As college students marched in Sacramento’s streets to protest proposed state cuts to higher education budgets, the UC Academic Senate faculty through their Academic Council representatives urged the University’s top leaders to publicly oppose the cuts.
In an April 8 letter to UC President Robert Dynes, Academic Council Chair Michael Brown warned that failure to halt “yet another reduction to the current level of resources” allocated UC students could end up limiting enrollments as well as burdening this fall’s students with fees estimated to be as high as $10,500.
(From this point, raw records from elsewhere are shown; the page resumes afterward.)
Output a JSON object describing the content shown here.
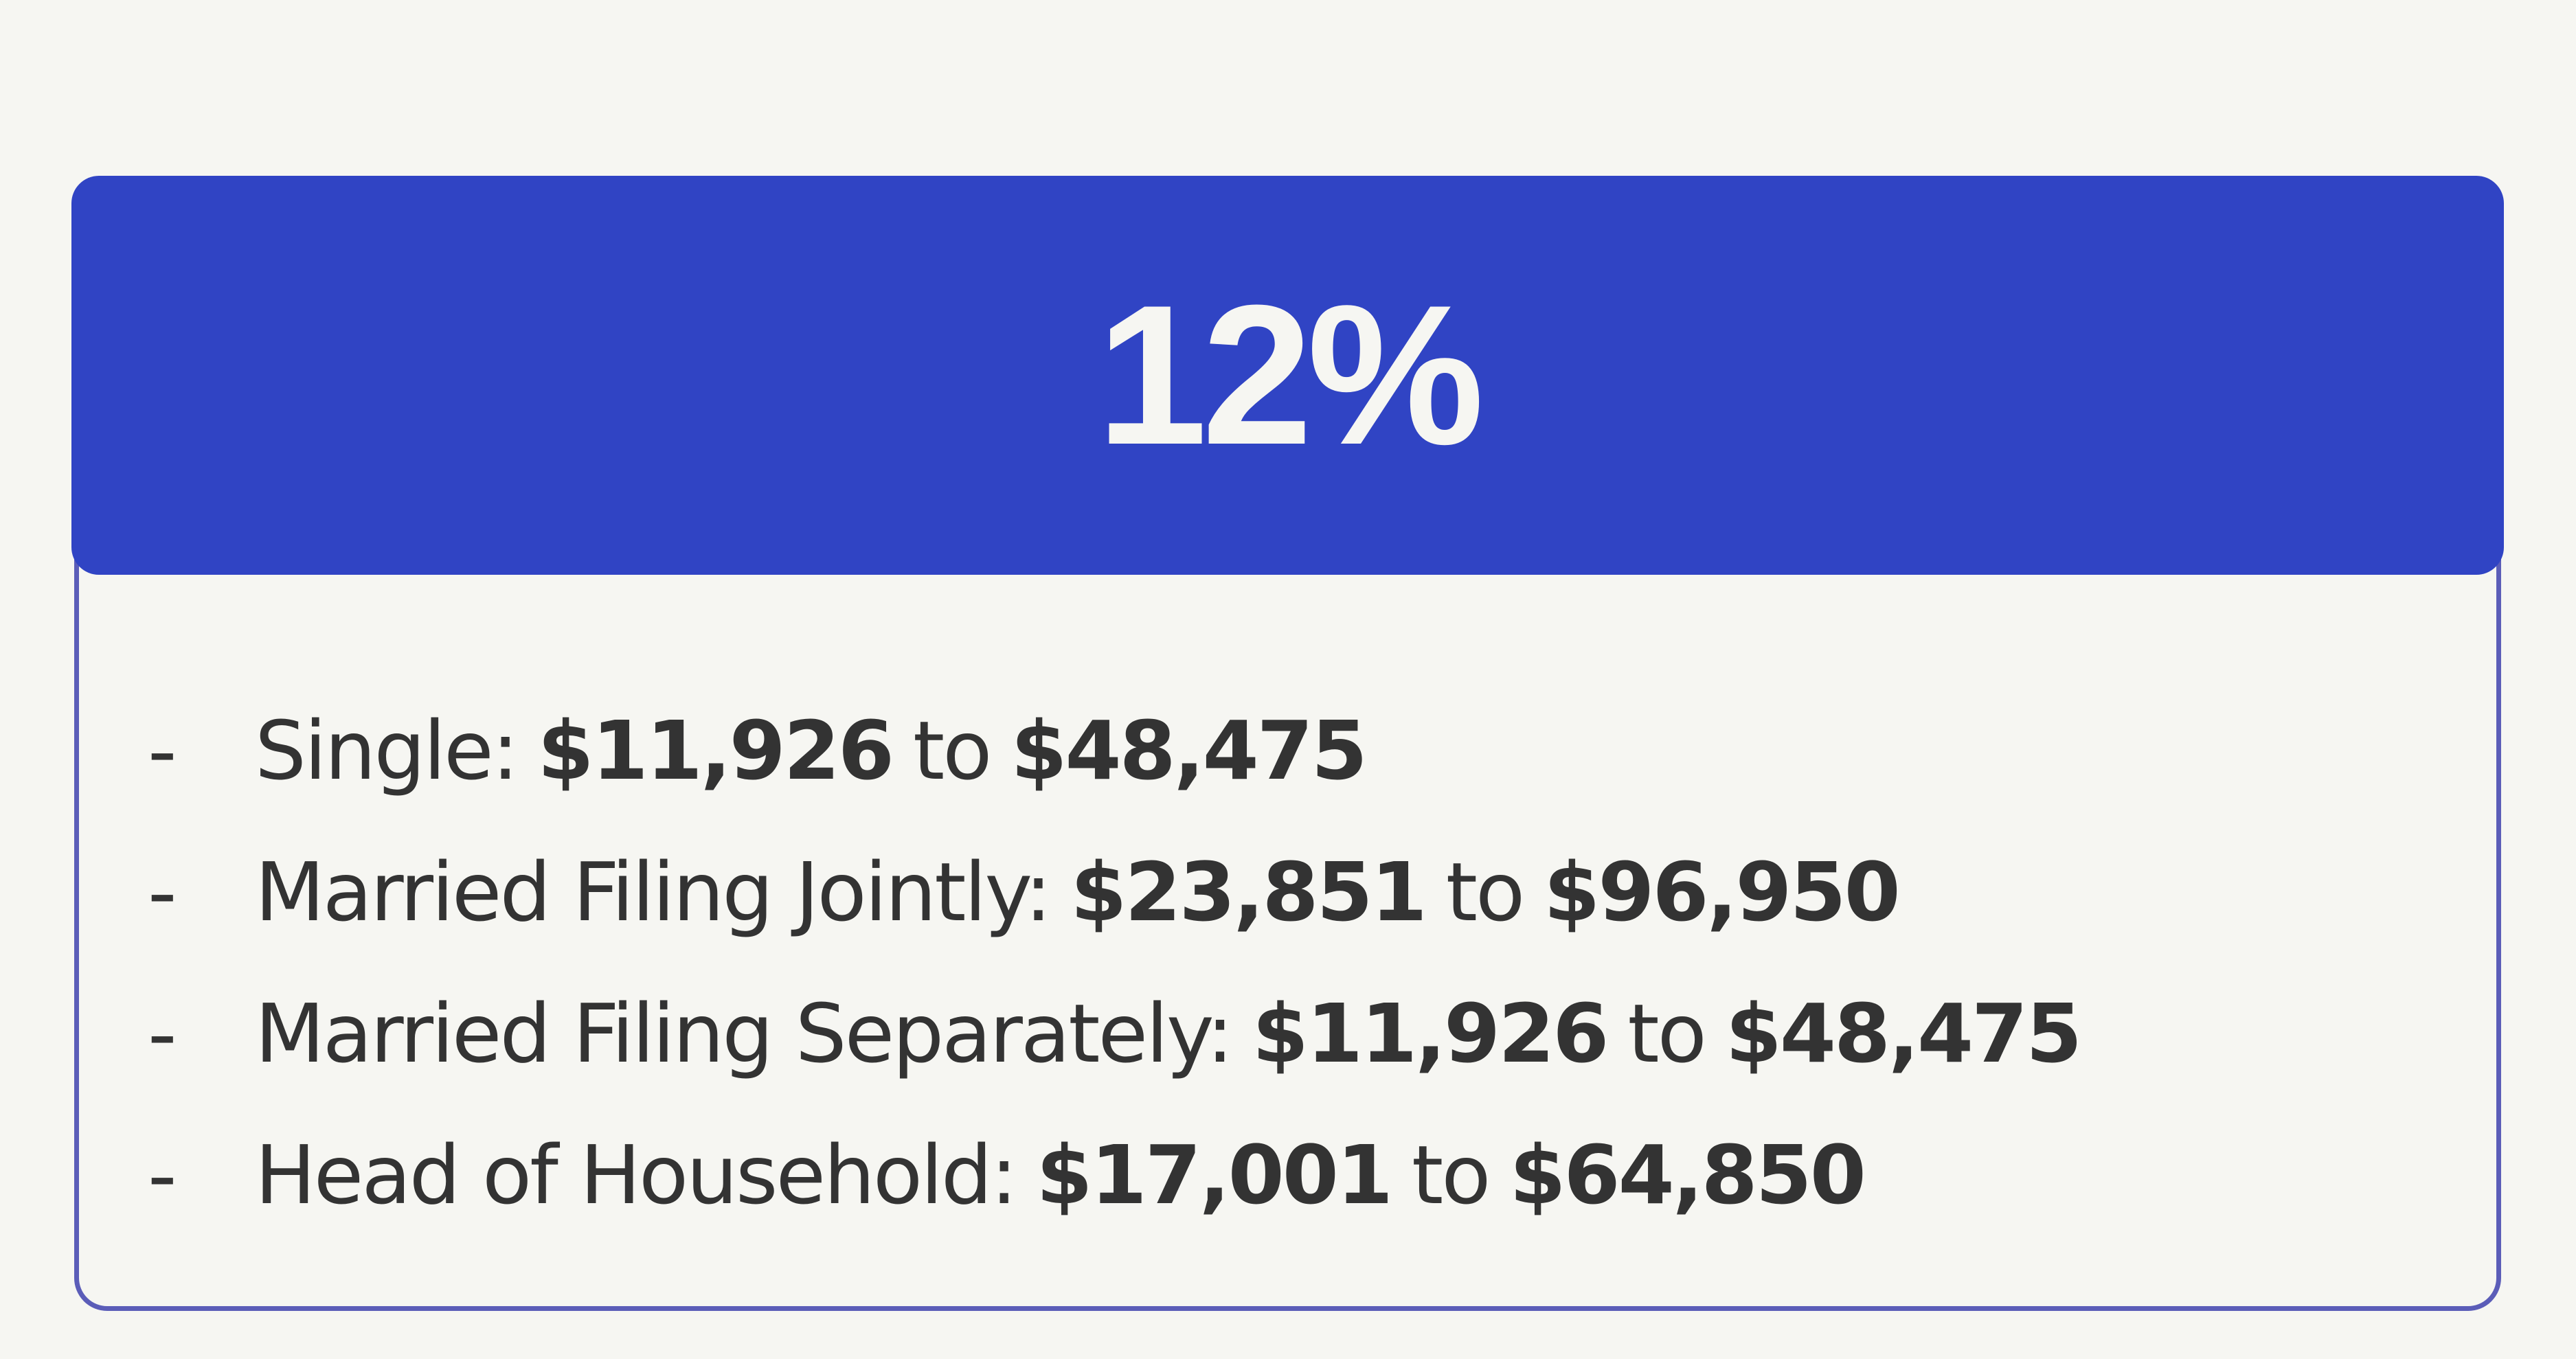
{
  "header": {
    "title": "12%"
  },
  "list": {
    "marker": "-",
    "connector": "to",
    "items": [
      {
        "label": "Single:",
        "from": "$11,926",
        "to": "$48,475"
      },
      {
        "label": "Married Filing Jointly:",
        "from": "$23,851",
        "to": "$96,950"
      },
      {
        "label": "Married Filing Separately:",
        "from": "$11,926",
        "to": "$48,475"
      },
      {
        "label": "Head of Household:",
        "from": "$17,001",
        "to": "$64,850"
      }
    ]
  }
}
Speaking for the council and its Committee on Planning and Budget, whose report he cited, Brown, a UCSB professor of education, called on Dynes to “disclose the true level of fees required to fund the Regents’ Fall 2007 proposed budget.” In addition, the president and the Regents should publicly commit to “a minimum cost of instruction no lower than the current, already-reduced 2007-08 level,” and to take “the necessary steps” to sustain this cost level for each UC student, adjusted annually for increases.
The urgency of the council’s recommendations is based, in large part, on findings contained in “The Cuts Report,” an analysis of what a 10 percent reduction in UC state funding means to the system by the council’s budget and planning committee, led by Christopher Newfield, UCSB professor of English. The report and Brown’s letter can be found online at <http://www.universityofcalifornia.edu/senate/welcome.html> where they are listed as “Cuts Report.”
Among the report’s key findings are that, should the cuts be enacted into law, Gov. Schwartzenegger’s proposal would chop UC’s budget by “the same size as the 2003-04 cut to UC’s General Fund share ($410 million), more than four times large than UC Merced’s total budget…” This is despite the governor’s compliance with the compact with higher education systems.
Should this size of cut come to pass, the report’s authors found that the gap between the Regents’ proposed 2008-09 budget and the governor’s “will require a first-year increase in (student) fees of 45 percent.” Education and registration fees would rise from an average of $6,636 to $9,636; around $10,500 with campus fees, they wrote. And the 2008-09 cut is “unlikely to be a one-time event.”
Besides blocking “every one of the Regents’ and the faculty’s priorities,” the cuts would “accelerate the redefinition of the University of California away from a public university toward a ‘public-private partnership’,” the report concludes. Under this scenario, even obtaining large private sponsorships and donations would not prevent rising future student fees. “The University becomes quasi-private or poor—or perhaps both at once,” it adds.